In my eleven years as a Carolina Panther scout, and Director of College Scouting I learned a lot about living in the fine city of Charlotte North Carolina. First the cost of living was low, you could buy a nice home in the suburbs, with good schools at a great price. Crime was low and the in-plants from other states like my family and I were nice people. The natives of Charlotte that I meet were good people, hard workers, loved their pulled pork sandwiches, ACC basketball, NASCAR and were warming up to the Panthers.
A very close friend is the sports physiologist for the Nebraska Corn Huskers and Hendricks Motor Sports. For six years he begged me to come to Concord, NC (Southeast of Charlotte) about 40 minutes from my home, for a tour of Hendricks Motors Sports. I finally took him up on it.
An awesome tour, starting with the fabrication shop, Fiberglass shells with no decals, paint or windshields. The Engine room, an air tight dust free environment, and was long and narrow. It stocked with 18 fully completed engine blocks, six rows of three across. The workout facility is a mini gym with every piece of machinery you could imagine, for the pit crew to remain in top shape.
I was introduced to both Jeff Gordon and Jimmy Johnson, neither man is very big people, but both were very good people and very outgoing. We visited the Museum and gift store, were he loaded me up with NASCAR gear, Jeff Gordon jersey, hats and much. As the tour ended, he asked if I was free Saturday, all day. I replied yes, what’s going on, he handed me four tickets to the Pepsi 400. I had several opportunities to attend a NASCAR event, but my busy schedule just didn’t allow it. I grabbed a few friends, and off we went. Leaving the house at 7:00am, we headed towards the Concord.
In the NFL the pre-game party is called a tailgate, which takes place just several hours before the contest. In NASCAR they camp out several days prior to the race, fans drive and fly in. As in football there are good eats, smokers and bar-b-que’s bellowing rich and thick smoke of several different aromas of meat on the spit.
As we work our way through the camp grounds and into Lowes Motor Speedway which holds 165,000 fans, I noticed that the fans were carrying ice chest, large igloos and bags of ice. Much different than the NFL, NASCAR allows their fans to bring in their own food, their own favorite alcoholic beverages and the chest loads.

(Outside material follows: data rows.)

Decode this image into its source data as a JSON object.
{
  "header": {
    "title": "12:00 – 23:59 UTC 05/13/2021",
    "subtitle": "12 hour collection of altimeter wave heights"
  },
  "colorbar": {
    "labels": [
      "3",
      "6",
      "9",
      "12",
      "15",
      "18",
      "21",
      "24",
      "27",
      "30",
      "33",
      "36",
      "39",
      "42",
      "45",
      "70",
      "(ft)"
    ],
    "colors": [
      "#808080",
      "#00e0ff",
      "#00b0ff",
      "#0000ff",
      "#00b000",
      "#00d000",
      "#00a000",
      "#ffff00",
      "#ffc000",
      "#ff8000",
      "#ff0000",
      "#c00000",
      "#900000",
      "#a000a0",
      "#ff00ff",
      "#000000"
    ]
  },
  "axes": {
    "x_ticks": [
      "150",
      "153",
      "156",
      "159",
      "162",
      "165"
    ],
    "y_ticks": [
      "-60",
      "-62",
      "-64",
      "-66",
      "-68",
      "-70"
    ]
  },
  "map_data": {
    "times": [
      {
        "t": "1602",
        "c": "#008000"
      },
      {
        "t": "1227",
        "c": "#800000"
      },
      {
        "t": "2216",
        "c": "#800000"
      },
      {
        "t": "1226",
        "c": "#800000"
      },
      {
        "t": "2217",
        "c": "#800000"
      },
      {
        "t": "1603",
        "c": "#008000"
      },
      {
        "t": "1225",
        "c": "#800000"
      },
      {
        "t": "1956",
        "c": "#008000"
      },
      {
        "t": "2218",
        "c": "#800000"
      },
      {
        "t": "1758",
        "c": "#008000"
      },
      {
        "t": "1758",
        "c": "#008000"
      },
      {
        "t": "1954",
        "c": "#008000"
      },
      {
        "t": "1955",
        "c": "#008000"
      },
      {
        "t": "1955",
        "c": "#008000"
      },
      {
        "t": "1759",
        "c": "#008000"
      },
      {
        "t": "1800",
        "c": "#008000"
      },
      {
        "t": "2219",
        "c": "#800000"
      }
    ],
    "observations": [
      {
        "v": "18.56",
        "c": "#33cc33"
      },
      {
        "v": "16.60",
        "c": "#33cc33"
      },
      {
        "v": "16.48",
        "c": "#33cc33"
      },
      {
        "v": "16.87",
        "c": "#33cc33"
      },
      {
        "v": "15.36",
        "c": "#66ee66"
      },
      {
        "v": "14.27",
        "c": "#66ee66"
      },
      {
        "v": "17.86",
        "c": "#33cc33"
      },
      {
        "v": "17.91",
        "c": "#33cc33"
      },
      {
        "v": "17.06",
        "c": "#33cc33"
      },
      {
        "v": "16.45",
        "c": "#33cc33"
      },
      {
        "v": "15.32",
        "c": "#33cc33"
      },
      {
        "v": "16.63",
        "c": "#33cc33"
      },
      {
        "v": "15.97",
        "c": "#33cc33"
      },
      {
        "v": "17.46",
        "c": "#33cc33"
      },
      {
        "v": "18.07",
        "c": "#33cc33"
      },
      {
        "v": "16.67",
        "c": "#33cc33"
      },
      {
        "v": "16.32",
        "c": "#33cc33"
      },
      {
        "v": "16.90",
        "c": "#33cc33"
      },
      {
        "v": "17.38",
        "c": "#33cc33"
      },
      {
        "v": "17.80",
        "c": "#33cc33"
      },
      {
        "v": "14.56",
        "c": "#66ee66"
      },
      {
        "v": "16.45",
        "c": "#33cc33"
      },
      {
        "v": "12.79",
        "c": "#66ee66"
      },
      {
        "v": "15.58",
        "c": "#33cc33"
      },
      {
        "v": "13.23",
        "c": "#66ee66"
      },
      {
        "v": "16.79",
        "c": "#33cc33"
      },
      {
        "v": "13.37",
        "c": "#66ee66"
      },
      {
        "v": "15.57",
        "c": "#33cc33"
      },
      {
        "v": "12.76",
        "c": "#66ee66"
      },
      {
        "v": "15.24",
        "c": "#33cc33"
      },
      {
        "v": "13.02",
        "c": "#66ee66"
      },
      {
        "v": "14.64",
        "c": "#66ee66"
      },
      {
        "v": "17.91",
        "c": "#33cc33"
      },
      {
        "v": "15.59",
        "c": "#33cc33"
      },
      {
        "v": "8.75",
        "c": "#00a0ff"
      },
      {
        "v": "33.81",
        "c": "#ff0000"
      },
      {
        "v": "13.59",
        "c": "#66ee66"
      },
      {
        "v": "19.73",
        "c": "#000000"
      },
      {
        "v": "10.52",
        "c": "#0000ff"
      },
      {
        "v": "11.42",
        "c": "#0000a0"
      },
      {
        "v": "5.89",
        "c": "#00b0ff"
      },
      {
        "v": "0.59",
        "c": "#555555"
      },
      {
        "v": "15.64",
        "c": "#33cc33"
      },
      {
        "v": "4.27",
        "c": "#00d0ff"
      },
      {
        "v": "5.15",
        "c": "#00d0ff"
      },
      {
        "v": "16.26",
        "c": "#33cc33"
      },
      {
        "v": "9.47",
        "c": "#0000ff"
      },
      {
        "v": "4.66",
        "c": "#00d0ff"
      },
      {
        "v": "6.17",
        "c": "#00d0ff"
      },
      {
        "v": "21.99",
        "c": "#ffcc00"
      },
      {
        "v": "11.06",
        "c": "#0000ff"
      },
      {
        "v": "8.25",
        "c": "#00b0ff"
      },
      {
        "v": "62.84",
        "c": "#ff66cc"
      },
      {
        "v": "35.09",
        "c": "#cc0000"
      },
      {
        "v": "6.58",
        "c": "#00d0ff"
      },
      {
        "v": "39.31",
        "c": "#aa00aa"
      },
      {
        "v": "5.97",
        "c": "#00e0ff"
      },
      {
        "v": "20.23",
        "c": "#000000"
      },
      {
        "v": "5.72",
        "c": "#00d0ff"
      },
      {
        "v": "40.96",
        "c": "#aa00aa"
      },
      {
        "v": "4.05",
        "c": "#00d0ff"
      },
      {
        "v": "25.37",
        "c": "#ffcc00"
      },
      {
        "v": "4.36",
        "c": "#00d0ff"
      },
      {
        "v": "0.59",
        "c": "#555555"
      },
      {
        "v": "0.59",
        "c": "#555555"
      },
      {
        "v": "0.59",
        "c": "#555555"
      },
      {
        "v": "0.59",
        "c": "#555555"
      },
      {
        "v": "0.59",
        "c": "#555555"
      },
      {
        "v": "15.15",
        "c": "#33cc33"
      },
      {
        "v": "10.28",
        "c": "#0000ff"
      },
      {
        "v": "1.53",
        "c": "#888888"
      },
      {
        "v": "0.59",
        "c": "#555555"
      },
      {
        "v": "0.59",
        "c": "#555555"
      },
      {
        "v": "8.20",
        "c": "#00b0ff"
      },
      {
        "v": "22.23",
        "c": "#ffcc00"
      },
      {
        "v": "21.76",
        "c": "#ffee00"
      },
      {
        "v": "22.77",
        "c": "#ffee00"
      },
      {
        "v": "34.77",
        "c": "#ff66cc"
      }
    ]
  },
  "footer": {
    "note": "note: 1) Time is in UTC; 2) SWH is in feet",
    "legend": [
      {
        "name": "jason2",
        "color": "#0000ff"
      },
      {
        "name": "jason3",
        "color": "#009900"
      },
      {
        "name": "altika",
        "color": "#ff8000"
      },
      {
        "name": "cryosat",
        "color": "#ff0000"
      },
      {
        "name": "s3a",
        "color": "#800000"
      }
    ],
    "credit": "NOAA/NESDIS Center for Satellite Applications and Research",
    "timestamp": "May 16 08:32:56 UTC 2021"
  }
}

Having worked in the NFL for eleven years at that point, and having attended all sporting events, football, basketball, baseball, hockey and professional track meets, I had never seen where the fans can bring in anything they want.
It was a hot day, so we purchased a few beverages and a bite to eat (giant turkey legs) and headed to our seats. The race had not started yet, and the atmosphere was a mini Woodstock, the music loud but sounding good. People were mingling and having fun as if they were at an outdoor concert. People smoking cigars, cigarettes in their seats, men sun bathing with their shirts off and women wearing bikini tops.
The first thing that came to mind was the NFL League officials, Owners and stadium security would be pulling their hair out at the roots. As I returned from the restroom, prior to the start of the race, I stopped by a rental stand where headsets were being rented. I’ve heard how loud it was so I thought I would rent a pair.
I was so shocked of all the things that were not normal as I knew it, at a sporting event. You see these were much more then head phones, it was a communicative device. A device that allowed all 165,000 fans to listen to the crew chief and the driver’s conversation throughout the complete race. Listening to Jeff Gordon’s crew chief rip him for not passing a car, staying high on the track and Gordon’s verbal tongue lashing on the low inflated tire that was not allowing him to do certain things was AWESOME!!!!
NASCAR brand and the NFL Brand are much different and that is a great thing. The rules that all fans must abide by, are at the opposite end of the spectrum. NASCAR is miles ahead of the NFL, allowing much more interaction with the fan base. The communications part of the sport is light years ahead. Can you imagine attending a NFL game, and having the ability to listen to the Offensive Coordinator send the play into the Quarterback, listening to what the Head Coach is saying to his staff or players on the sideline?
The National Football League must create a method or an interactive communication tool for the fans. They must take it to the next level and allow the fan base that pays the high ticket price, the ability to experience something new, something exciting and that would be it. I was amazed at what I heard, learned and experienced while listening.